Dopo la rottura che si era consumata al tavolo tra governo e parti sociali il 20 marzo, quando la Cgil aveva espresso parere contrario alla bozza di disegno di legge, per alcuni giorni avevamo assistito al teatrino tra il segretario del Partito democratico, Bersani, la ministra Fornero e Monti, su eventuali possibili riformulazioni sul licenziamento senza giusta causa. Il teatrino portò il governo a riformulare il passaggio sull'articolo 18 inserendo una modifica sostenuta anche dal Partito democratico, il quale pretese che il diritto al  reintegro del lavoratore ingiustamente licenziato per motivi economici era stato riconquistato.

Falso! Tanto è vero che lo stesso Monti incalzato dai padroni ammetteva che le modifiche erano così vaghe da rendere il reintegro estremamente improbabile, per non dire impossibile.

Nel frattempo, sull'onda della rottura tra Cgil e governo, il precedente direttivo nazionale, aveva convocato un pacchetto di scioperi che a dire della segretaria generale avrebbero dovuto culminare con lo sciopero generale entro fine maggio.

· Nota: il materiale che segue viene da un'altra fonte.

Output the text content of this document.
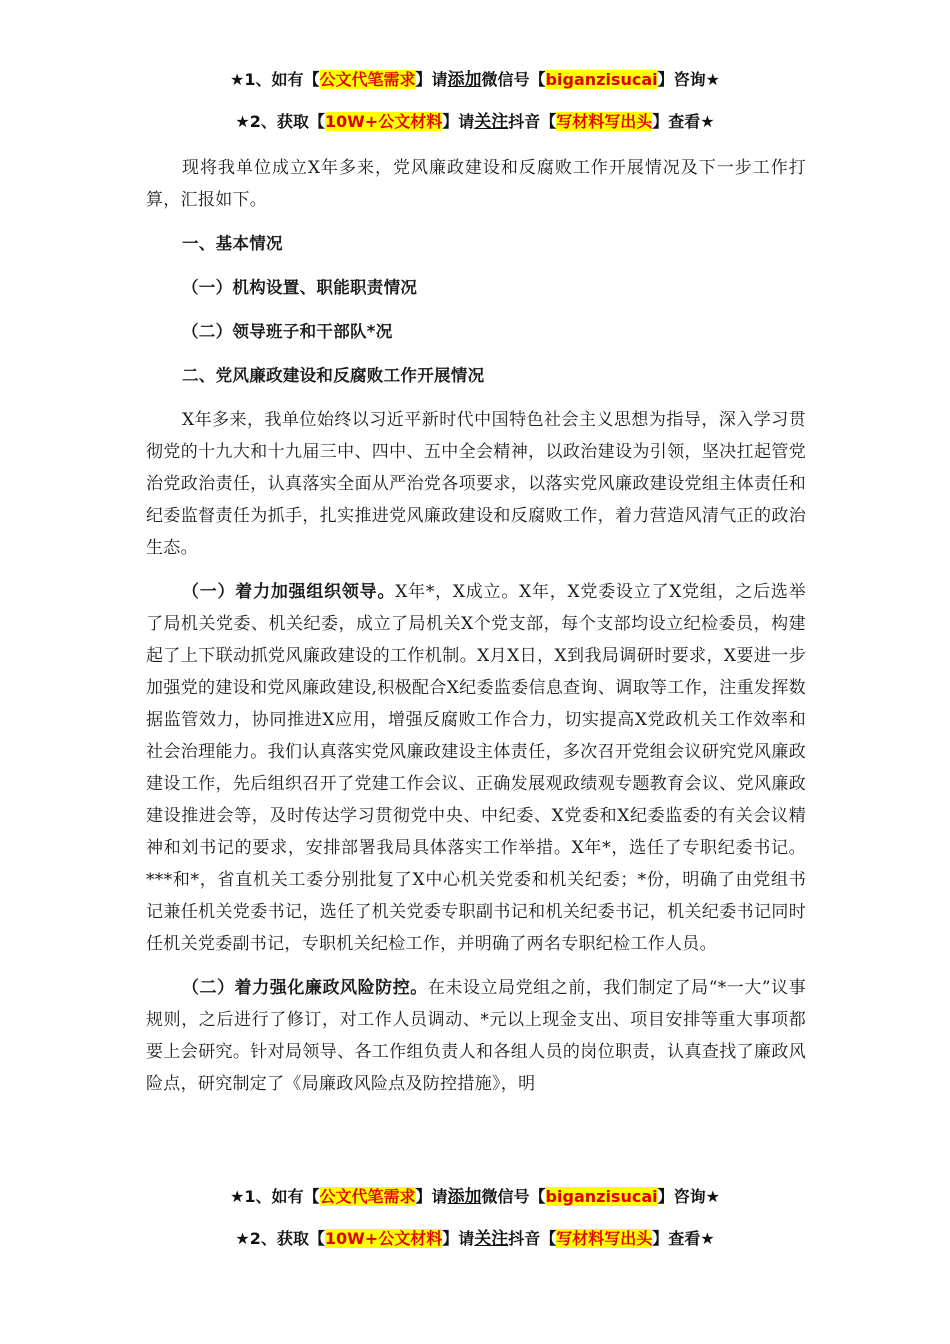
★1、如有【公文代笔需求】请添加微信号【biganzisucai】咨询★
★2、获取【10W+公文材料】请关注抖音【写材料写出头】查看★

现将我单位成立X年多来，党风廉政建设和反腐败工作开展情况及下一步工作打算，汇报如下。

一、基本情况

（一）机构设置、职能职责情况

（二）领导班子和干部队*况

二、党风廉政建设和反腐败工作开展情况

X年多来，我单位始终以习近平新时代中国特色社会主义思想为指导，深入学习贯彻党的十九大和十九届三中、四中、五中全会精神，以政治建设为引领，坚决扛起管党治党政治责任，认真落实全面从严治党各项要求，以落实党风廉政建设党组主体责任和纪委监督责任为抓手，扎实推进党风廉政建设和反腐败工作，着力营造风清气正的政治生态。

（一）着力加强组织领导。X年*，X成立。X年，X党委设立了X党组，之后选举了局机关党委、机关纪委，成立了局机关X个党支部，每个支部均设立纪检委员，构建起了上下联动抓党风廉政建设的工作机制。X月X日，X到我局调研时要求，X要进一步加强党的建设和党风廉政建设,积极配合X纪委监委信息查询、调取等工作，注重发挥数据监管效力，协同推进X应用，增强反腐败工作合力，切实提高X党政机关工作效率和社会治理能力。我们认真落实党风廉政建设主体责任，多次召开党组会议研究党风廉政建设工作，先后组织召开了党建工作会议、正确发展观政绩观专题教育会议、党风廉政建设推进会等，及时传达学习贯彻党中央、中纪委、X党委和X纪委监委的有关会议精神和刘书记的要求，安排部署我局具体落实工作举措。X年*，选任了专职纪委书记。***和*，省直机关工委分别批复了X中心机关党委和机关纪委；*份，明确了由党组书记兼任机关党委书记，选任了机关党委专职副书记和机关纪委书记，机关纪委书记同时任机关党委副书记，专职机关纪检工作，并明确了两名专职纪检工作人员。

（二）着力强化廉政风险防控。在未设立局党组之前，我们制定了局“*一大”议事规则，之后进行了修订，对工作人员调动、*元以上现金支出、项目安排等重大事项都要上会研究。针对局领导、各工作组负责人和各组人员的岗位职责，认真查找了廉政风险点，研究制定了《局廉政风险点及防控措施》，明

★1、如有【公文代笔需求】请添加微信号【biganzisucai】咨询★
★2、获取【10W+公文材料】请关注抖音【写材料写出头】查看★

Apriti cielo! Le mobilitazioni locali della Fiom e dalla stessa Cgil in aprile vedono una partecipazione dei lavoratori che va ben al di là delle stesse aspettative del sindacato. Manifestazioni di massa, presidi che si trasformano in cortei spontanei, operai che, scavalcando gli stessi apparati sindacali, occupano strade e autostrade.

In questo clima si arriva al direttivo del 19 aprile, dove Camusso fa approvare un documento in cui si sostiene che grazie alle mobilitazioni dei lavoratori il governo avrebbe cambiato posizione sul reintegro. Affermazione insostenibile al punto che il segretario della Camera del lavoro di Milano, non certo etichettabile come estremista, dichiarava nel suo intervento che non poteva tornare a Milano dicendo che sull'articolo 18 poteva andar bene così.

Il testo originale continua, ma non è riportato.